His house is my house ...

Drawing from this, the Pope said that with consolation we can "feel a sense of tenderness toward God that makes us audacious in our desire to participate in his own life, to do what is pleasing to him because we feel familiar with him, we feel that his house is our house, we feel welcome, loved, restored."

With this consolation, we do not give up in the face of difficulty – in fact, with the same boldness, Therese would ask the Pope for permission to enter Carmel even though she was too young, and her wish was granted.

What does this mean? It means that consolation makes us daring. When we find ourselves in a moment of darkness, of desolation, we think: “I am not capable of doing this, no….” Desolation brings you down. Everything is dark…. “No, I cannot do this … I will not do it.”

Instead, in times of consolation, the same things – “No, I am going ahead.

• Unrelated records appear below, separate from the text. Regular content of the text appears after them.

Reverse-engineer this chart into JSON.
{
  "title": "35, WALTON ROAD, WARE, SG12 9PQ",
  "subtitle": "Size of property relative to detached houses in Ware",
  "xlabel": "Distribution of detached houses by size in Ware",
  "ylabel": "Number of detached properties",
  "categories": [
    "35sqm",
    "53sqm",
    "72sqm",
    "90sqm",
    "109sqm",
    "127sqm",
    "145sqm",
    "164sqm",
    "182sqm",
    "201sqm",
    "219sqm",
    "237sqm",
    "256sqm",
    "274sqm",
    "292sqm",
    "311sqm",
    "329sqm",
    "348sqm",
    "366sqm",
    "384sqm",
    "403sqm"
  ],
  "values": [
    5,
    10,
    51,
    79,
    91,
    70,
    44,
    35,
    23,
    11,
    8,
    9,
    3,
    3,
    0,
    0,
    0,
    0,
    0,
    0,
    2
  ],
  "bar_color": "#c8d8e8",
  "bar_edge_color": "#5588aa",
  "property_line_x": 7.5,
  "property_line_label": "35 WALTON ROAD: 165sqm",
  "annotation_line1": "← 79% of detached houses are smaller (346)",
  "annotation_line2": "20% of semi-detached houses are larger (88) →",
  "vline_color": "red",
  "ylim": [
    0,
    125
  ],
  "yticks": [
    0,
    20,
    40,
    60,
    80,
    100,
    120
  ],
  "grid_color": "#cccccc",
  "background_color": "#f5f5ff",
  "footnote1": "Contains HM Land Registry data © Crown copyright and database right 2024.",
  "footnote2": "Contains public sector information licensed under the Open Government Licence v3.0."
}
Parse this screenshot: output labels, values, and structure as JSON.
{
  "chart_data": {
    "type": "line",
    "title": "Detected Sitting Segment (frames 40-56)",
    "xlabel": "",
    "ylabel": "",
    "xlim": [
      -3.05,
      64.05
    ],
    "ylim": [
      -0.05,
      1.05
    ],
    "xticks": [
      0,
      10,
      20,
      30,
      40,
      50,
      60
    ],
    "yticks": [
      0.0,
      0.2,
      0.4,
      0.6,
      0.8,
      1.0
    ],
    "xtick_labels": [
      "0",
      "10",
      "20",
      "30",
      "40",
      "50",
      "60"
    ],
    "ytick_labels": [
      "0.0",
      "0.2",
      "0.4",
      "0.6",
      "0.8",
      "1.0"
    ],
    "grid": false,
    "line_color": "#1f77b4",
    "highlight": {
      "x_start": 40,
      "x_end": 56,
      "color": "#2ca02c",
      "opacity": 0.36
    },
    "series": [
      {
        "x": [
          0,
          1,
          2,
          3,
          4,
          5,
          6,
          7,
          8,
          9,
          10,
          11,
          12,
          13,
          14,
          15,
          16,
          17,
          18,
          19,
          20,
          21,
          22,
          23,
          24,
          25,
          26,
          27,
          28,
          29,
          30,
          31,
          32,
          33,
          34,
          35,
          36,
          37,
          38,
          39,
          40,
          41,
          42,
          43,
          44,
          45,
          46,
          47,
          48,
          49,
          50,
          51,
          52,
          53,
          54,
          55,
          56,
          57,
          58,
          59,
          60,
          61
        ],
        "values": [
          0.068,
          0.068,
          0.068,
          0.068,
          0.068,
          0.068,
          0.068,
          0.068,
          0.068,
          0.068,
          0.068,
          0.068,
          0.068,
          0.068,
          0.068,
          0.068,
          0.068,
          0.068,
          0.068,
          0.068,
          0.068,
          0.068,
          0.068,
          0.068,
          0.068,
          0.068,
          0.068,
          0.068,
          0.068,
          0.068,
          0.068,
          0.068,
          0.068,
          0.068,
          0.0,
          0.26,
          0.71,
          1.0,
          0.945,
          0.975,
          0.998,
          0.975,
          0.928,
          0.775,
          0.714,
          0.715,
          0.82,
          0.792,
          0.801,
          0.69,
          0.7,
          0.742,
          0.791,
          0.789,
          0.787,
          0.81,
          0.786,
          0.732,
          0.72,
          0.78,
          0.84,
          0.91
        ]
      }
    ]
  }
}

I will do it.” “But are you sure?” “I feel God’s strength and I am going ahead.”

And so, consolation pushes you to go ahead and to do those things that you would not be capable of doing; it pushes you to take the first step. This is what is beautiful about consolation.

But still discern ...

Nevertheless, the Pope warned that we have to be careful: "We must distinguish well between the consolation that comes from God and false consolations."

Something similar happens in the spiritual life that happens in human productions: There are originals and there are imitations. If an authentic consolation is like a drop on a sponge, is soft and intimate, its imitations are noisier and flashier, they are pure enthusiasm, like straw fires, lacking substance, leading us to close in on ourselves and not to take care of others. In the end, false consolation leaves us empty, far from the center of our existence. For this reason, when we feel happy, at peace, we are capable of doing anything. But let’s not confuse that peace with passing enthusiasm because there’s enthusiasm today, but then it is taken away and is no more.